Como ponto culminante da sua carreira, Speigel reviveu o programa “Edge of Reality” na rede de radiodifusão digital UN-X, dando continuidade às suas investigações e conversas. Speigel também ajudou a escrever e produzir “The Phenomenon“, um documentário de James Fox que incluía entrevistas com o antigo chefe de gabinete da Casa Branca, John Podesta, e o antigo líder da maioria no Senado, Harry Reid, que admitiu que muitas provas “não viram a luz do dia”.
O produtor de Speigel na UN-X, Race Hobbs, disse que o seu trabalho precisa de ser preservado e desenvolvido. “Ele nunca conduziu as testemunhas, mas, se elas se desviassem, ele conseguia orientá-las.

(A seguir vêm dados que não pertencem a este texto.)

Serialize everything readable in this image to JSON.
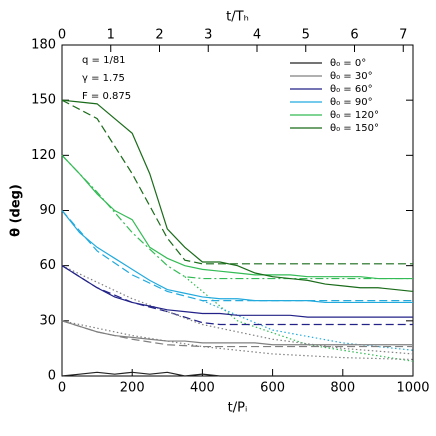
{
  "chart_data": {
    "type": "line",
    "xlabel": "t/Pᵢ",
    "ylabel": "θ (deg)",
    "x2label": "t/Tₕ",
    "annotations": [
      "q = 1/81",
      "γ = 1.75",
      "F = 0.875"
    ],
    "xlim": [
      0,
      1000
    ],
    "ylim": [
      0,
      180
    ],
    "x2lim": [
      0,
      7.2
    ],
    "xticks": [
      0,
      200,
      400,
      600,
      800,
      1000
    ],
    "yticks": [
      0,
      30,
      60,
      90,
      120,
      150,
      180
    ],
    "x2ticks": [
      0,
      1,
      2,
      3,
      4,
      5,
      6,
      7
    ],
    "legend": "upper right",
    "series": [
      {
        "name": "θ₀ = 0°",
        "color": "#222222",
        "x": [
          0,
          50,
          100,
          150,
          200,
          250,
          300,
          350,
          400,
          450,
          500,
          550,
          600,
          650,
          700,
          750,
          800,
          850,
          900,
          950,
          1000
        ],
        "values": [
          0,
          1,
          2,
          1,
          2,
          1,
          2,
          0,
          1,
          0,
          0,
          0,
          0,
          0,
          0,
          0,
          0,
          0,
          0,
          0,
          0
        ]
      },
      {
        "name": "θ₀ = 30°",
        "color": "#808080",
        "x": [
          0,
          50,
          100,
          150,
          200,
          250,
          300,
          350,
          400,
          450,
          500,
          550,
          600,
          650,
          700,
          750,
          800,
          850,
          900,
          950,
          1000
        ],
        "values": [
          30,
          27,
          24,
          22,
          21,
          20,
          19,
          19,
          18,
          18,
          18,
          18,
          17,
          17,
          17,
          17,
          17,
          17,
          17,
          17,
          17
        ]
      },
      {
        "name": "θ₀ = 60°",
        "color": "#222288",
        "x": [
          0,
          50,
          100,
          150,
          200,
          250,
          300,
          350,
          400,
          450,
          500,
          550,
          600,
          650,
          700,
          750,
          800,
          850,
          900,
          950,
          1000
        ],
        "values": [
          60,
          54,
          48,
          43,
          40,
          38,
          36,
          35,
          34,
          34,
          33,
          33,
          33,
          33,
          32,
          32,
          32,
          32,
          32,
          32,
          32
        ]
      },
      {
        "name": "θ₀ = 90°",
        "color": "#22aadd",
        "x": [
          0,
          50,
          100,
          150,
          200,
          250,
          300,
          350,
          400,
          450,
          500,
          550,
          600,
          650,
          700,
          750,
          800,
          850,
          900,
          950,
          1000
        ],
        "values": [
          90,
          78,
          70,
          64,
          58,
          52,
          47,
          45,
          43,
          42,
          42,
          41,
          41,
          41,
          41,
          40,
          40,
          40,
          40,
          40,
          40
        ]
      },
      {
        "name": "θ₀ = 120°",
        "color": "#33bb55",
        "x": [
          0,
          50,
          100,
          150,
          200,
          250,
          300,
          350,
          400,
          450,
          500,
          550,
          600,
          650,
          700,
          750,
          800,
          850,
          900,
          950,
          1000
        ],
        "values": [
          120,
          110,
          99,
          90,
          85,
          70,
          64,
          60,
          58,
          57,
          56,
          55,
          55,
          55,
          54,
          54,
          54,
          54,
          53,
          53,
          53
        ]
      },
      {
        "name": "θ₀ = 150°",
        "color": "#1a6b1a",
        "x": [
          0,
          50,
          100,
          150,
          200,
          250,
          300,
          350,
          400,
          450,
          500,
          550,
          600,
          650,
          700,
          750,
          800,
          850,
          900,
          950,
          1000
        ],
        "values": [
          150,
          149,
          148,
          140,
          132,
          110,
          80,
          70,
          62,
          62,
          60,
          56,
          54,
          53,
          52,
          50,
          49,
          48,
          48,
          47,
          46
        ]
      }
    ],
    "model_lines": [
      {
        "color": "#1a6b1a",
        "style": "dashed",
        "x": [
          0,
          100,
          200,
          300,
          350,
          400,
          1000
        ],
        "values": [
          150,
          140,
          110,
          75,
          63,
          61,
          61
        ]
      },
      {
        "color": "#33bb55",
        "style": "dashdot",
        "x": [
          0,
          100,
          200,
          300,
          350,
          400,
          1000
        ],
        "values": [
          120,
          100,
          78,
          60,
          54,
          53,
          53
        ]
      },
      {
        "color": "#33bb55",
        "style": "dotted",
        "x": [
          350,
          500,
          700,
          1000
        ],
        "values": [
          54,
          30,
          17,
          8
        ]
      },
      {
        "color": "#22aadd",
        "style": "dashed",
        "x": [
          0,
          100,
          200,
          300,
          400,
          1000
        ],
        "values": [
          90,
          68,
          55,
          46,
          41,
          41
        ]
      },
      {
        "color": "#22aadd",
        "style": "dotted",
        "x": [
          400,
          600,
          800,
          1000
        ],
        "values": [
          41,
          25,
          18,
          14
        ]
      },
      {
        "color": "#222288",
        "style": "dashed",
        "x": [
          0,
          100,
          200,
          300,
          400,
          450,
          1000
        ],
        "values": [
          60,
          48,
          40,
          35,
          29,
          28,
          28
        ]
      },
      {
        "color": "#808080",
        "style": "dotted",
        "x": [
          0,
          200,
          400,
          600,
          800,
          1000
        ],
        "values": [
          60,
          42,
          28,
          20,
          15,
          12
        ]
      },
      {
        "color": "#808080",
        "style": "dashed",
        "x": [
          0,
          100,
          200,
          300,
          400,
          1000
        ],
        "values": [
          30,
          24,
          20,
          17,
          16,
          16
        ]
      },
      {
        "color": "#808080",
        "style": "dotted",
        "x": [
          0,
          200,
          400,
          600,
          800,
          1000
        ],
        "values": [
          30,
          22,
          16,
          12,
          10,
          9
        ]
      }
    ]
  }
}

Ele sabia o que era importante para as pessoas que não estavam familiarizadas com o assunto”, acrescentando que Speigel era “um génio”.
Nos últimos meses da sua vida, Speigel também ajudou o autor Marc Hartzman com o seu livro “We Are Not Alone” (Não estamos sós), um olhar sobre a evolução dos pontos de vista da humanidade sobre os OVNIs que remonta aos tempos bíblicos. “Lee abriu portas que mais ninguém conseguiu”, disse Hartzman.
Com as entrevistas e os ficheiros de Speigel agora nas mãos do National UFO Historical Records Center, outros investigadores e jornalistas terão em breve acesso ao seu trabalho.
Simone, Wolf e outros amigos e familiares estão a planear reunir-se em Santa Barbara County a 4 de março para o lançamento das cinzas de Speigel.
Speigel e Simone, que se conheceram em 1982, namoraram durante mais de três décadas antes de se casarem em 2019 no extremo leste de Long Island. Ela ainda se lembra de quando ele entrou na loja de magia de Manhattan onde ela estava a trabalhar.
Speigel não entrou na loja para comprar uma poção mágica. Estava à procura de um anunciante para o seu programa de rádio na NBC. Simone reconheceu-o rapidamente, não pela sua semelhança com um jovem Al Pacino, mas pela sua voz.
“Lee costumava fazer as locuções nos anúncios de rádio para a revista Omni, e toda vez que eu ouvia, aumentava o volume porque amava a voz dele”, disse Simone.
“Ele não conquistou o anunciante, mas conquistou a garota.”